As an initial foray into understanding gangstalking as the basis for an online subculture, Andrew Lustig, Gavin Brookes and I collated a 225,000-word corpus of postings to a large online support community for gangstalking suffers, who self-identify as ‘targeted individuals’/‘TIs’. The data was examined through corpus-based discourse analysis and particularly driven by keyword analysis as a means of inductive analysis.

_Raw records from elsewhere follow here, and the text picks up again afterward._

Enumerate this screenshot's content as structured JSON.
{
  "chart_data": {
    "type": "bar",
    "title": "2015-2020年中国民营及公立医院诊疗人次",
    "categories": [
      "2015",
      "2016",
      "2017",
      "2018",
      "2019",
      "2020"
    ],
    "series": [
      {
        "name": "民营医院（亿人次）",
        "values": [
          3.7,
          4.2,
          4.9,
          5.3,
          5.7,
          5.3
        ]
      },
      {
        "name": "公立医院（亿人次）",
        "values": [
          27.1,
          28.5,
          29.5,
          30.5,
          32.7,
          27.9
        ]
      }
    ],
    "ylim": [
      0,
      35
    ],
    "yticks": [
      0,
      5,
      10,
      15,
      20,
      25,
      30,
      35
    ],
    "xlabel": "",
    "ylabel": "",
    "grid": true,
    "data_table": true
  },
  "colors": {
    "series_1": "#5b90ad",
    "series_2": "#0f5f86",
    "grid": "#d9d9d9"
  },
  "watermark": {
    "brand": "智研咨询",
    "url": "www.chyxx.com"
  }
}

In this presentation I discuss the prevailing characteristics of online gangstalking discourse that mark out both the central tenets of sufferers’ belief system and its limits. Examining the corpus reveals a discursive contest between two opposing worldviews in which gangstalking is either a widespread, coordinated system of persecution or a form of psychiatric disorder. In this paper I focus particularly on the first position, illustrating the linguistic means through which TIs represent gangstalking as a real phenomenon. I also demonstrate how TIs strategically attribute mental illness to community members whose accounts are deemed too extreme, presenting a resistant discourse that ultimately serves to legitimise their own claims about the reality of their harassment.
Moving away from the online forum (and corpus methods), I also present some more recent work that examines the characteristics of YouTube videos created by TIs with the intention of documenting ‘proof’ of their harassment.